Você quer ficar só e esquecer que Graham Bell inventou esse aparelho maldito chamado telefone. Tira do gancho. Resolve tirar da tomada, é mais sensato. Num surto imaginativo, pensa: será que Graham Cell inventou o celular? Por via das dúvidas: end nele. Desliga tudo: você está incomunicável.



Cd do Bee Gees. “How deep is your love”. Você chora e balança o ombro feito uma autista. As lágrimas se exercitam: prova de salto em distância no seu rosto. Você olha para o bar. Johnnie Walker Black. Copo. Nada de gelo, guaraná ou red bull. Você finge que vai mergulhar, prende a respiração, vira o copo e faz careta.

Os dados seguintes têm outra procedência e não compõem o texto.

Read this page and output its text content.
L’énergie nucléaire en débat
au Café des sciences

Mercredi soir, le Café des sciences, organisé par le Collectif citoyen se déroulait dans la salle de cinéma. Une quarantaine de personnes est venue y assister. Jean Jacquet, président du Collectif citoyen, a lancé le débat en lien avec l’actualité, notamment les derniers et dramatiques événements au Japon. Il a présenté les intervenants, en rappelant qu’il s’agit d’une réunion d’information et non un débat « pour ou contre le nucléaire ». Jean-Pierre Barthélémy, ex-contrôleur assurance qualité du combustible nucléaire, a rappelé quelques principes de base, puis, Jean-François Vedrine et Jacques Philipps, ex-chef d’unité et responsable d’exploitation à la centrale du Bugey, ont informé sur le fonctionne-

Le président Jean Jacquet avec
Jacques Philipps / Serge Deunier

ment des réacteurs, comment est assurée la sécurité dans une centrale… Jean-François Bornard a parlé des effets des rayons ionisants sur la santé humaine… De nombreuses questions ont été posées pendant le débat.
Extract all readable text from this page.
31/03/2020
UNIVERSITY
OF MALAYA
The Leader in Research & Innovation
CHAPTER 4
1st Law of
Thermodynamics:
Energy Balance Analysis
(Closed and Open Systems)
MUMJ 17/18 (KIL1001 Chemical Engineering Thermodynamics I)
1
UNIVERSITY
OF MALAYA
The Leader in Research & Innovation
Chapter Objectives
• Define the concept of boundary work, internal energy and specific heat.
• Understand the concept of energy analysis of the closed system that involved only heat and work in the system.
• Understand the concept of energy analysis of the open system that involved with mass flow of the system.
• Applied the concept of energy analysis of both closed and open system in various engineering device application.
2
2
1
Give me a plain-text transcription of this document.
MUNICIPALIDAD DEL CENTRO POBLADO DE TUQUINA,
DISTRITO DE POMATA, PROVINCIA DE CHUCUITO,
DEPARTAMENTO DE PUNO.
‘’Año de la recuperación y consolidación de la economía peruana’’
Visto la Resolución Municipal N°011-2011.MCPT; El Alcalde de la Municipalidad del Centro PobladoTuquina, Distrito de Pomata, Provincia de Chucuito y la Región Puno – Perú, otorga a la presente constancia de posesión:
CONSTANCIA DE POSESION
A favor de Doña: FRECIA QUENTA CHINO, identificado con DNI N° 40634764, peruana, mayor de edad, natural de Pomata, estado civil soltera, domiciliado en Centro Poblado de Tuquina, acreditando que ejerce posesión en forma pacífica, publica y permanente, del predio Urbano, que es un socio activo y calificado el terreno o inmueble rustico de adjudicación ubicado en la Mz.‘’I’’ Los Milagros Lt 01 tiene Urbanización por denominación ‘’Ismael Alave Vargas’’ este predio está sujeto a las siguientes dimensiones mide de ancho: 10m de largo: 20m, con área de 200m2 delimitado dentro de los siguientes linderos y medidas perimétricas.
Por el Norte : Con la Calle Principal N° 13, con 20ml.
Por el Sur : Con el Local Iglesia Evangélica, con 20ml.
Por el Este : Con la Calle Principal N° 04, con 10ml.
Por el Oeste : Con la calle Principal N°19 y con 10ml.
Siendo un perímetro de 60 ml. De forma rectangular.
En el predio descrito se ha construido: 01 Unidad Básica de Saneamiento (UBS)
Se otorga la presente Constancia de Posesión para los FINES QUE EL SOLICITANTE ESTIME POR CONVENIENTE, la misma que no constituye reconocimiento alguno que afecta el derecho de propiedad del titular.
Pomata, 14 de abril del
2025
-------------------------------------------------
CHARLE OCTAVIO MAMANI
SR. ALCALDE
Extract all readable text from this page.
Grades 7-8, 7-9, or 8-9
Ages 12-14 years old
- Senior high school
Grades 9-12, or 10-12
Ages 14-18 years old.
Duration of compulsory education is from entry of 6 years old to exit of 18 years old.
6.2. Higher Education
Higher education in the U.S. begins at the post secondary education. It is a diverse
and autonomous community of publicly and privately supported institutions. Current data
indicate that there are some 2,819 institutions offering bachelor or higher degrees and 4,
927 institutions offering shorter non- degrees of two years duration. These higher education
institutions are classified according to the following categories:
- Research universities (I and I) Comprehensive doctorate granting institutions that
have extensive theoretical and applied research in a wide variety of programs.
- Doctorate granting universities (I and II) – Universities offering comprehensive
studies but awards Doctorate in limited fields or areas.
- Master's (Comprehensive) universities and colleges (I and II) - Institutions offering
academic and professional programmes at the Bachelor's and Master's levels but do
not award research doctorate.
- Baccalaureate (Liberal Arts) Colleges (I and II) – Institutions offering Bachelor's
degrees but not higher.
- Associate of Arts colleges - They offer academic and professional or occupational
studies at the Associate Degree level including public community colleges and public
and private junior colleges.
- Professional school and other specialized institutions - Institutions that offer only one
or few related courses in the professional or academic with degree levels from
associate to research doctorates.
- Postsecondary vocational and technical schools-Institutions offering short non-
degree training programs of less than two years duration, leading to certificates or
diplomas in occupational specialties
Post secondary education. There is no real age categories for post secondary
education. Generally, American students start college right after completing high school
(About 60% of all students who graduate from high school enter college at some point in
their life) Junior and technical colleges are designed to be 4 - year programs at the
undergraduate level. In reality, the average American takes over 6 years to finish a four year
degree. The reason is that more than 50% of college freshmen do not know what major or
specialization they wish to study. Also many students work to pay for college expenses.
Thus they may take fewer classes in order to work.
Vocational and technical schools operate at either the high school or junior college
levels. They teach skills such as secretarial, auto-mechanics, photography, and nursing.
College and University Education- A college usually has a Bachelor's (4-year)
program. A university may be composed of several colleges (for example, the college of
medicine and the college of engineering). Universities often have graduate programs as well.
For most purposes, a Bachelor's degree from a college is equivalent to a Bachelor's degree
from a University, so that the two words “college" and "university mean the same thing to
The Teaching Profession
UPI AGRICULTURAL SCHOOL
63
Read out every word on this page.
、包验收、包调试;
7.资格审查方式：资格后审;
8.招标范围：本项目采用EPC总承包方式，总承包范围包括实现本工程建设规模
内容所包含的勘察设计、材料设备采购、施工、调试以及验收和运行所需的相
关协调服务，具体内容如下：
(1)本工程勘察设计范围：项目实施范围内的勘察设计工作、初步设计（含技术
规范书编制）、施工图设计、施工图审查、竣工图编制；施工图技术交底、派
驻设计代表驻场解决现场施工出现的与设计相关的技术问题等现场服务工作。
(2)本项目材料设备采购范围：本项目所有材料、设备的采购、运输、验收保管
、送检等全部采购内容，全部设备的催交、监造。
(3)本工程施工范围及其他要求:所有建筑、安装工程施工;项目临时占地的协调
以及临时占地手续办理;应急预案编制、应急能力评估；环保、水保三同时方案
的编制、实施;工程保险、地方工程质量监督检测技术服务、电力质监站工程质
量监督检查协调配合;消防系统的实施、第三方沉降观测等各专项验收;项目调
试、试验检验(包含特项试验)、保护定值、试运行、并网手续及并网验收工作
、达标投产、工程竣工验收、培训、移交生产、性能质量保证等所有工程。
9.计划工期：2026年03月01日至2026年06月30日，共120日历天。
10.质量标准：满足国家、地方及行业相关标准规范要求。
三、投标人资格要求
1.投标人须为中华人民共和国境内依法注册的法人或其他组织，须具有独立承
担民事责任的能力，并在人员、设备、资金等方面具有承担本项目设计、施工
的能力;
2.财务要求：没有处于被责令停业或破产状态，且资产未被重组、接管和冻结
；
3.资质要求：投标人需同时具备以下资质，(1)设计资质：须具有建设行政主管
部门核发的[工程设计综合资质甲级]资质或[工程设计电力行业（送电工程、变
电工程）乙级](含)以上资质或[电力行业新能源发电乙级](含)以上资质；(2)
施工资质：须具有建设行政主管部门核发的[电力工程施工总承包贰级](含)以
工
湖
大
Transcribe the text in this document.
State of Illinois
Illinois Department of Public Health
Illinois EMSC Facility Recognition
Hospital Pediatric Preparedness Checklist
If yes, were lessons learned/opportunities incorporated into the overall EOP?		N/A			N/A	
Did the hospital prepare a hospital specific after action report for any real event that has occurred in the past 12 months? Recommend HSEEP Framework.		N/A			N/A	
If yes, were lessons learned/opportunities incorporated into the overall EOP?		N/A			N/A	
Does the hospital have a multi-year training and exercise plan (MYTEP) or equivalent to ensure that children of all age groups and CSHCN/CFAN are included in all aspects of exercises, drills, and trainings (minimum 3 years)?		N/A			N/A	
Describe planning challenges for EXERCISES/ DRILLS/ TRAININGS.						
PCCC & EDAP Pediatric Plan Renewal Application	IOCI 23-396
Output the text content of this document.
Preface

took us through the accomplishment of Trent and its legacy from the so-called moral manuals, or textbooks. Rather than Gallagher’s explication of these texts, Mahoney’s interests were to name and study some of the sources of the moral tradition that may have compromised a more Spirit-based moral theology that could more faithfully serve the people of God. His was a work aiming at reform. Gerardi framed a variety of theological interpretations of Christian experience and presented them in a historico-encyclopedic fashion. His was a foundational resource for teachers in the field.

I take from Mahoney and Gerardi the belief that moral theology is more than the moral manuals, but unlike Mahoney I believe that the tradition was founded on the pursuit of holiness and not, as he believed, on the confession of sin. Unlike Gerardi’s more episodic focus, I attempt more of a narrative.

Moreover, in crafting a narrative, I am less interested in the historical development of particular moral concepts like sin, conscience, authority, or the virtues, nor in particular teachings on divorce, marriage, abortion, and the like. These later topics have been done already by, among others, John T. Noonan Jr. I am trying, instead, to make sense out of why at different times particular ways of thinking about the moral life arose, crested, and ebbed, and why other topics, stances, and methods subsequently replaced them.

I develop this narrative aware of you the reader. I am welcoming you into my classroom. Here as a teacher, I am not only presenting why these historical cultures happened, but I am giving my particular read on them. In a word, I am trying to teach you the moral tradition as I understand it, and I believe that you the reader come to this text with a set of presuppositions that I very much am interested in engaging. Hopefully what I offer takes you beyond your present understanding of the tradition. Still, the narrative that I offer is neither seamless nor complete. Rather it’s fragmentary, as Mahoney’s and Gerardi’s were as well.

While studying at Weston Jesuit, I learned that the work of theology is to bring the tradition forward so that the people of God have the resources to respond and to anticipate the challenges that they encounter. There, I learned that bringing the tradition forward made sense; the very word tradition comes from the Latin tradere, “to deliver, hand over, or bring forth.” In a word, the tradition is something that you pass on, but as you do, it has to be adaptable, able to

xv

O líquido incendeia a sua garganta e queima a sua língua. Você pega o controle remoto e troca de cd. Goo Goo Dolls. “Íris”. Você continua balançando o ombro e recordando que, um dia, foi feliz. Esfrega os olhos, prende o cabelo, levanta e serve mais uma dose (você nem está medindo, vai no olho mesmo, enche meio copo). Ergue, coloca contra a luz e vira, vira, vira, virou. Careta. Fica meio vesga. Garganta pega fogo. Você vai ao banheiro e se olha no espelho. O que foi feito de você, meu deus? Você chora e sente pena de você mesma. Olha-se chorando e se dá conta que chora bonito. Você podia ser atriz. Faz careta na frente do espelho. Olha-se de lado. Apaga a luz e volta para a sala. Troca o cd. Leo Jaime. “A vida não presta”. Quando começa o refrão “a vida não presta, ela não gosta de mim” você se desespera e olha para o telefone. Se sente só. Se sente um pó. Dá um nó. Você troca de música. Chico Buarque. Canta bem alto “apesar de você, amanhã há de ser outro dia”. Faz disso o seu mantra. Grita. Canta exorcizando as dores. Acende um cigarro. Fumar faz mal, você sabe. Mas você está inchada, feia, semi-bêbada e quer morrer. Dá uma tragada profunda, se engasga e solta a fumaça. Cof, cof. Enche mais o copo, faz tim-tim para cima, brindando com o ar, bebe tudo em um gole e nem sente mais a língua arder. Ana Carolina. “Eu nunca te amei idiota”. Você ri da letra da música. Rasga fotos. Tem vontade de rasgar a sua blusa e vomitar. Diana Ross & The Supremes. “Stop! In the name of love”. Levanta, trocando as pernas, se serve novamente e começa a dançar em frente ao sofá. Sacode os braços e diz “stop, in the name of love, before you´ll break my heart”. Você ri e se sente ridícula e depois chora por se sentir ridícula. Bebe. Sente o seu coração parar e latejar.



Então você se sente menor do que uma estrela que brilha no céu. E cantarola mentalmente “I feel good, tananananana...” para ver se passa, mas não passa. Você vai para a cama, deita, coloca a mão na parede e implora para Jesus fazer o seu quarto parar de rodar.



No outro dia você acorda com dor de cabeça, seu fígado e estômago de mãos dadas pedindo socorro. Toma um banho rápido e vai até a farmácia mais próxima. Eno e neosaldina. Chega na cozinha, junta tudo isso com coca-cola e mete bronca. Chegando em casa, lembra que o moço da farmácia olhou para você com pena. E se dá conta: está na cara que o seu coração foi picado com aquelas tesouras de jardinagem que têm o cabo laranja.